Henri M. Holocaust testimony (HVT-3449) interviewed by Rachel Wieviorka and Josette Zarka
- Paris, France : Témoignages pour mémoire, 1996
- Interview Date
- January 31, 1996.
- 2 copies: 3/4 in. dub; and 1/2 in. VHS with time coding.
- Cite As
- Henri M. Holocaust Testimony (HVT-3449). Fortunoff Video Archive for Holocaust Testimonies, Yale University Library.

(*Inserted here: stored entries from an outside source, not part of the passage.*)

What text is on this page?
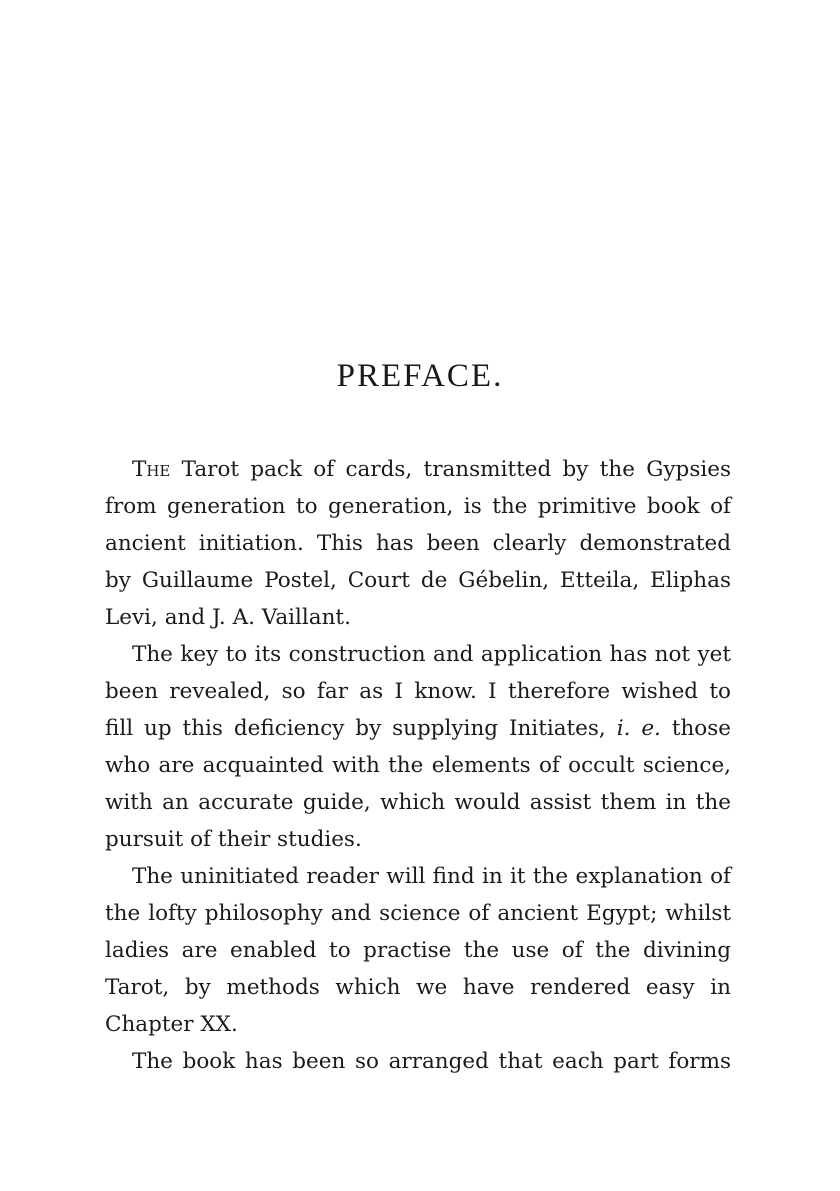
PREFACE.
The Tarot pack of cards, transmitted by the Gypsies
from generation to generation, is the primitive book of
ancient initiation. This has been clearly demonstrated
by Guillaume Postel, Court de Gébelin, Etteila, Eliphas
Levi, and J. A. Vaillant.
The key to its construction and application has not yet
been revealed, so far as I know. I therefore wished to
fill up this deficiency by supplying Initiates, i. e. those
who are acquainted with the elements of occult science,
with an accurate guide, which would assist them in the
pursuit of their studies.
The uninitiated reader will find in it the explanation of
the lofty philosophy and science of ancient Egypt; whilst
ladies are enabled to practise the use of the divining
Tarot, by methods which we have rendered easy in
Chapter XX.
The book has been so arranged that each part forms
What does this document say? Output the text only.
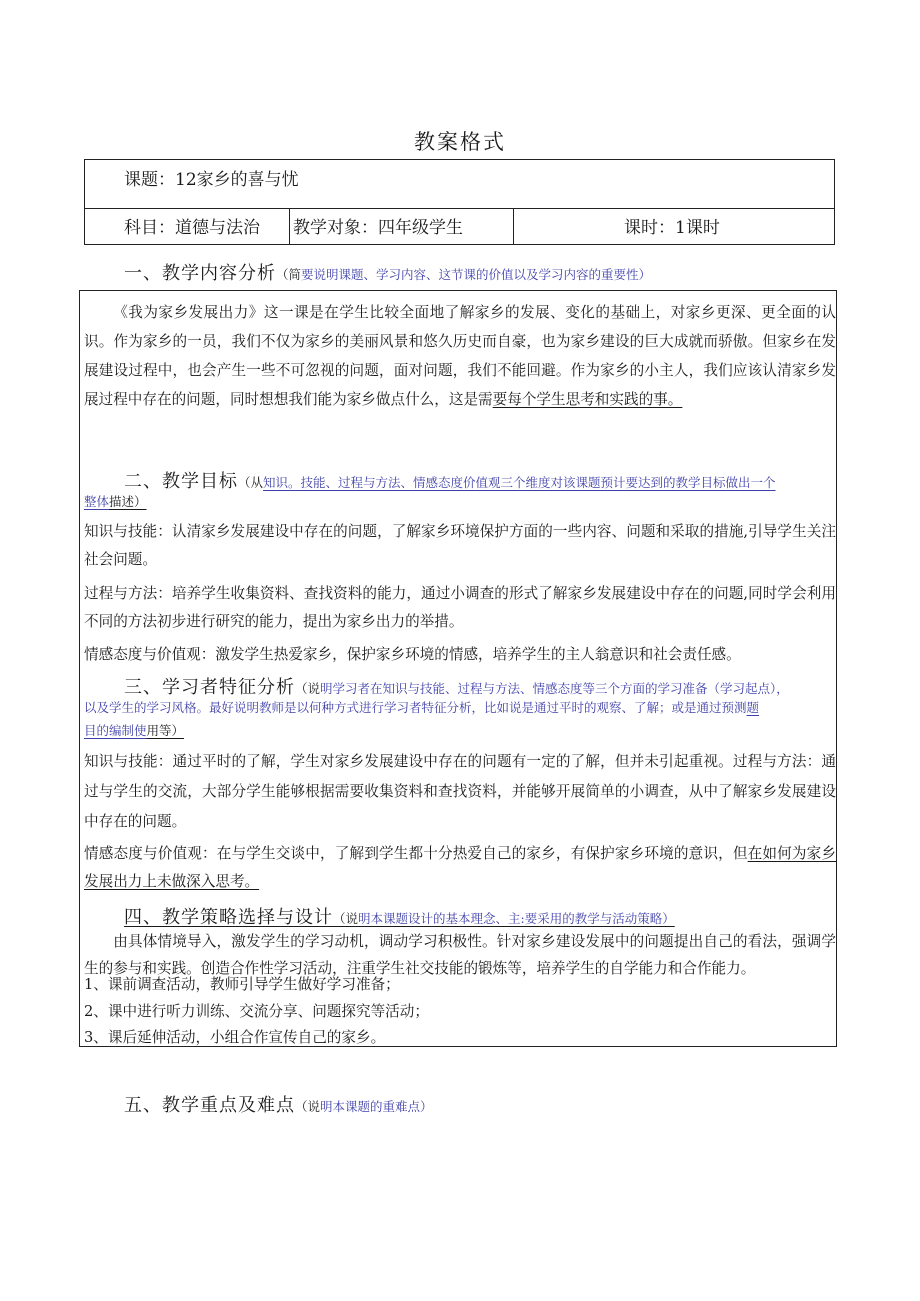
教案格式
课题：12家乡的喜与忧
科目：道德与法治 教学对象：四年级学生	课时：1课时
一、教学内容分析（简要说明课题、学习内容、这节课的价值以及学习内容的重要性）
《我为家乡发展出力》这一课是在学生比较全面地了解家乡的发展、变化的基础上，对家乡更深、更全面的认识。作为家乡的一员，我们不仅为家乡的美丽风景和悠久历史而自豪，也为家乡建设的巨大成就而骄傲。但家乡在发展建设过程中，也会产生一些不可忽视的问题，面对问题，我们不能回避。作为家乡的小主人，我们应该认清家乡发展过程中存在的问题，同时想想我们能为家乡做点什么，这是需要每个学生思考和实践的事。
二、教学目标（从知识。技能、过程与方法、情感态度价值观三个维度对该课题预计要达到的教学目标做出一个
整体描述）
知识与技能：认清家乡发展建设中存在的问题，了解家乡环境保护方面的一些内容、问题和采取的措施,引导学生关注社会问题。
过程与方法：培养学生收集资料、查找资料的能力，通过小调查的形式了解家乡发展建设中存在的问题,同时学会利用不同的方法初步进行研究的能力，提出为家乡出力的举措。
情感态度与价值观：激发学生热爱家乡，保护家乡环境的情感，培养学生的主人翁意识和社会责任感。
三、学习者特征分析（说明学习者在知识与技能、过程与方法、情感态度等三个方面的学习准备（学习起点），
以及学生的学习风格。最好说明教师是以何种方式进行学习者特征分析，比如说是通过平时的观察、了解；或是通过预测题
目的编制使用等）
知识与技能：通过平时的了解，学生对家乡发展建设中存在的问题有一定的了解，但并未引起重视。过程与方法：通过与学生的交流，大部分学生能够根据需要收集资料和查找资料，并能够开展简单的小调查，从中了解家乡发展建设中存在的问题。
情感态度与价值观：在与学生交谈中，了解到学生都十分热爱自己的家乡，有保护家乡环境的意识，但在如何为家乡发展出力上未做深入思考。
四、教学策略选择与设计（说明本课题设计的基本理念、主:要采用的教学与活动策略）
由具体情境导入，激发学生的学习动机，调动学习积极性。针对家乡建设发展中的问题提出自己的看法，强调学生的参与和实践。创造合作性学习活动，注重学生社交技能的锻炼等，培养学生的自学能力和合作能力。
1、课前调查活动，教师引导学生做好学习准备；
2、课中进行听力训练、交流分享、问题探究等活动；
3、课后延伸活动，小组合作宣传自己的家乡。
五、教学重点及难点（说明本课题的重难点）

Videotape testimony of Henri M., a non-Jew, who was born in Saverne, France in 1920. He recalls attending school with Jews; his family's strong French patriotism; learning German in Berlin; studying in Strasbourg and Nancy; German invasion; military draft in June 1940; capture; escape from a POW center; traveling to Paris and Dijon; living in Saverne; studying in Heidelberg; arrest and escape; returning clandestinely to France with the help of French and Austrian Resistance members; studying law in Clermont-Ferrand; anti-Petain sentiments among students; Resistance work in the unoccupied zone; arrest for crossing the demarcation line; brief incarceration and release; arrest with other students in November 1943; Gestapo interrogation; transfer to Compiègne in March 1944; a friend's death sentence; deportation to Auschwitz in April; friendship with a Jewish prisoner; transfer to Buchenwald in May, then to Flossenbürg in March 1945; hospitalization; a death march in April; liberation by United States troops; staying in Cham; returning to Saverne; reunion with his parents; and completing his studies. Mr. M. notes the importance to his survival of speaking fluent German; the quick formation of fast and deep friendships in camps; the suffering of Jews; and compensation and medals received from the French government.